CHP de bugüne kadar, Kürt meselesinde somut ve pratik bir adım atmadı. 1989’da Kürt raporu yayınladılar ve bu konuda birçok raporları var. Ama bu raporlara uygun bir siyaset uygulanmadı. Bugün gelinen nokta ile özellikle 2015-2021 sürecinde muhalefet partileri şunu çok açık şekilde gördüler; eğer bu iktidar gitmezse, kendilerine de yaşam şansı kalmayacak. Kılıçdaroğlu'nun kendisi bir cenaze töreninde neredeyse linç edilecektir. Herkes şu an Türkiye’nin içinde bulunduğu siyasi, ekonomik ve sosyal alanda, hem dış politikada ciddi bir kriz var. Herkes bunu bir kriz olarak tanımladı.
Bu çokluk krizi, tek bir partinin aşabileceği bir kriz değildir. Bundan kaynaklı sandık kurulduğunda Kürt meselesine CHP’nin de geçmişteki gibi yaklaşılmayacağı kanaatindeyim. Pratik anlamda bunların adımları ne olur bilmem. CHP’nin parti olarak Kürt meselesine olan bakış açısı net değil. CHP’nin içinde sosyal demokrat kanat vardır. Dünyada, ulusalcı, ırkçı ve milliyetçi yönetimlerin zemini kalmadı. Örnek verdiğimizde, şu an bir iklim krizi var.

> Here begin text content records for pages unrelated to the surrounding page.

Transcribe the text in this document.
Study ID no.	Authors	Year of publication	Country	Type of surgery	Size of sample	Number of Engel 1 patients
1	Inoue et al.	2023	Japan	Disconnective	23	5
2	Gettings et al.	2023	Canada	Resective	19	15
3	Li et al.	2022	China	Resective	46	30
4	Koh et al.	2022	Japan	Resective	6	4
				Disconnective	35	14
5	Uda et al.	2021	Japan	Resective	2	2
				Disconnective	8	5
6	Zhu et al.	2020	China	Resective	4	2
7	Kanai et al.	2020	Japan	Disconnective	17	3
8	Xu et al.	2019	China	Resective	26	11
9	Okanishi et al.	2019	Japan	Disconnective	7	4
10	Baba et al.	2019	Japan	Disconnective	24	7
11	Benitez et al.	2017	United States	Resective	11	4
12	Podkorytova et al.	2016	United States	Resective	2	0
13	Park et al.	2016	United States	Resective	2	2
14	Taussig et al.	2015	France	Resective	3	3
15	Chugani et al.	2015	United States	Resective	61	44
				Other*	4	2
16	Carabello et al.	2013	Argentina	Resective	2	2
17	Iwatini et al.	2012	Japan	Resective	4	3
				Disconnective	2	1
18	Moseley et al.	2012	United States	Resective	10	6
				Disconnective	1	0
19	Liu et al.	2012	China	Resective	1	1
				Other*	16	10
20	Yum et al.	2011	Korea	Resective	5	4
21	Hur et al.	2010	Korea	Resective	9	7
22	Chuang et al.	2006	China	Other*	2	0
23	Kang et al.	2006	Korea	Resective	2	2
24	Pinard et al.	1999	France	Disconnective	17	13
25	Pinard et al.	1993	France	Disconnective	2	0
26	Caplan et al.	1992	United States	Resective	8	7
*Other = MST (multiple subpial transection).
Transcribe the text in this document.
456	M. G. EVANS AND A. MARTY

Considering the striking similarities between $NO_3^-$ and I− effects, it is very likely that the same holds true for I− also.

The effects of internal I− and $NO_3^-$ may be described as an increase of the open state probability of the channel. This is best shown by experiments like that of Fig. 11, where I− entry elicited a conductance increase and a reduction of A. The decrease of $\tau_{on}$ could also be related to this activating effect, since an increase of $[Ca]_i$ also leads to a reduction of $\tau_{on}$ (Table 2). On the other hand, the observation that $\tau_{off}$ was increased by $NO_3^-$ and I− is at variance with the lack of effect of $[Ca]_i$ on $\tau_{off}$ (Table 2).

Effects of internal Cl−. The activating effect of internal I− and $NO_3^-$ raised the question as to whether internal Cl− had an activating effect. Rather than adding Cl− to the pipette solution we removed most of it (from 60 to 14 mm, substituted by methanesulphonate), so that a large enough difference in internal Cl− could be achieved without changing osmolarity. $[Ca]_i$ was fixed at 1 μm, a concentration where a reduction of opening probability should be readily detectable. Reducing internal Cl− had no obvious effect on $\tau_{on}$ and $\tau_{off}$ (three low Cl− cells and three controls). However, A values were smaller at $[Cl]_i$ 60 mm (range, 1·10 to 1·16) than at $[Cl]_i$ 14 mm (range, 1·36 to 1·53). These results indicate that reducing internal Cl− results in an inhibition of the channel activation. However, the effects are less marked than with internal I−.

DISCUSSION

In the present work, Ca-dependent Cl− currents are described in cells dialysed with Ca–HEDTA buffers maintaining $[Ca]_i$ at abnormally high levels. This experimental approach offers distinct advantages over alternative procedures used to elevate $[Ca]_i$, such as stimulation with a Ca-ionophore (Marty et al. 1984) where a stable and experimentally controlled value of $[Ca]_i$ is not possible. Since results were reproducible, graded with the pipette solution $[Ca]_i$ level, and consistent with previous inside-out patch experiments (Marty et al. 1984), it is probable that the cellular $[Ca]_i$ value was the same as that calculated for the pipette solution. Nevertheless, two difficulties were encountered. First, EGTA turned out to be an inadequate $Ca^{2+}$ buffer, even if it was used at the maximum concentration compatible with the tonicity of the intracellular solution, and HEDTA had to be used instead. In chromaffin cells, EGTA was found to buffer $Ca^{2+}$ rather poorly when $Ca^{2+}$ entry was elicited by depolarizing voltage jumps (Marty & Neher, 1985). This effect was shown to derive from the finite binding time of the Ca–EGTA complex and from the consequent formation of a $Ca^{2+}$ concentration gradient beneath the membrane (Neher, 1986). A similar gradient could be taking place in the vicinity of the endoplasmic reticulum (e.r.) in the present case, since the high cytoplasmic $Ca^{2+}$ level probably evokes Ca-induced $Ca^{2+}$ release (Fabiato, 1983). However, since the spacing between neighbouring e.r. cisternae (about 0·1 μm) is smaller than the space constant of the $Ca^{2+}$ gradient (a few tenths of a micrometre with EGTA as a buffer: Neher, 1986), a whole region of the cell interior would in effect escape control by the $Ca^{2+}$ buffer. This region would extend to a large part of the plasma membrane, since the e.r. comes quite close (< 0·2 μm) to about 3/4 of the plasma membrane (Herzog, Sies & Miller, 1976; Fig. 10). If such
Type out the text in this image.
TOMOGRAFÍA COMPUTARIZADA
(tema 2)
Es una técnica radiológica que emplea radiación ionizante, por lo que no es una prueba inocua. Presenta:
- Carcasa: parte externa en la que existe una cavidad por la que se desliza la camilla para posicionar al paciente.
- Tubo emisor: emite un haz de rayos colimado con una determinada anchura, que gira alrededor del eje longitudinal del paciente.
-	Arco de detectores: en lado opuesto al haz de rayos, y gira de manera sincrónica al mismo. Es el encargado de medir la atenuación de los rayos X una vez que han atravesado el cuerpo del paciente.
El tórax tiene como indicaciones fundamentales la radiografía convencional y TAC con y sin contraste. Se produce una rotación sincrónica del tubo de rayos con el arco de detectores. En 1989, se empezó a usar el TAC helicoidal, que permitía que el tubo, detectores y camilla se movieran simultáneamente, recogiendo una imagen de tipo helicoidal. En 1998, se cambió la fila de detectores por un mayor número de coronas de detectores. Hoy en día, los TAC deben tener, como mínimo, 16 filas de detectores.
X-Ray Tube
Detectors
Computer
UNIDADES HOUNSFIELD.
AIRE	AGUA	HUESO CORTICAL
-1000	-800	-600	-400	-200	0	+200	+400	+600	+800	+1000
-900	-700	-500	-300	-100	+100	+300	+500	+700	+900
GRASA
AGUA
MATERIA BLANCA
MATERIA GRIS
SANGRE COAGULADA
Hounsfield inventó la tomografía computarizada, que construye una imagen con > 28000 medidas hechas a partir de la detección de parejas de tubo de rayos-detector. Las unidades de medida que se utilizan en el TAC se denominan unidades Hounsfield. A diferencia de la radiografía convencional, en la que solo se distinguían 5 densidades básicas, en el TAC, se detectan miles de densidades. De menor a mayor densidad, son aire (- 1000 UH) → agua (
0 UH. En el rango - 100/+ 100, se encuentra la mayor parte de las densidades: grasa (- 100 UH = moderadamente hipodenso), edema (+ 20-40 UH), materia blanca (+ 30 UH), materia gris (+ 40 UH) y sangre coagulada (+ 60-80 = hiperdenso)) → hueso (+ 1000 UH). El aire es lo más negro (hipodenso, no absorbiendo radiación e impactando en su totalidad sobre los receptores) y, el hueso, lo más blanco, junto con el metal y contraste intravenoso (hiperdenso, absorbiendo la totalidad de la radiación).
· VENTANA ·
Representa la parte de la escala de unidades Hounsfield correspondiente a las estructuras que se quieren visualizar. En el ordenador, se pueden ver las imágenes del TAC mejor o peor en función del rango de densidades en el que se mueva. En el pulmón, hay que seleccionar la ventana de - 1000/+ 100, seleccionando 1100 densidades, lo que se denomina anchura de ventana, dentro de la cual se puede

Bir ülkenin bu krizi tek başına aşması mümkün değildir. Türkiye, Paris İklim anlaşmasına imza attı. Bu anlaşmayı yerine getirebilmek için Birleşmiş Milletler, 3.2 milyar dolar yardım yapacak. Bunun 2 milyarını Almanya ve Fransa yapacak, geri kalanını Birlemiş Milletler yapacak. Küresel ısınma tüm insanlığını, tüm canlıları ilgilendiren bir sorun. 2030’lar sonrası dünyada ciddi anlamda komünist-sosyalizmin güçleneceğini sanıyorum. Kapitalizmin doğaya aykırı bir sistem olduğu toplumun en kesimleri tarafından tespit edilecek.
HDP tarım komisyonu olarak bir taslak hazırladık. Gıda ve tarımda büyük bir çöküş var. Bu çöküşün diğer alanlara yansımaması mümkün değildir. Türkiye sanayi anlamında ithalatçı bir ülke. Ama aynı zamanda Türkiye bir tarım ülkesiydi. Bugün gelinen nokta itibari ile Türkiye tarımda da ithalatçı konuma düştü. Yerli ve yabancı finans gruplarının elinde Türkiye tarımı bir oyuncağa dönüştü. Bakıyorsunuz bir ürün bir günde yüzde yüz zam alıyor.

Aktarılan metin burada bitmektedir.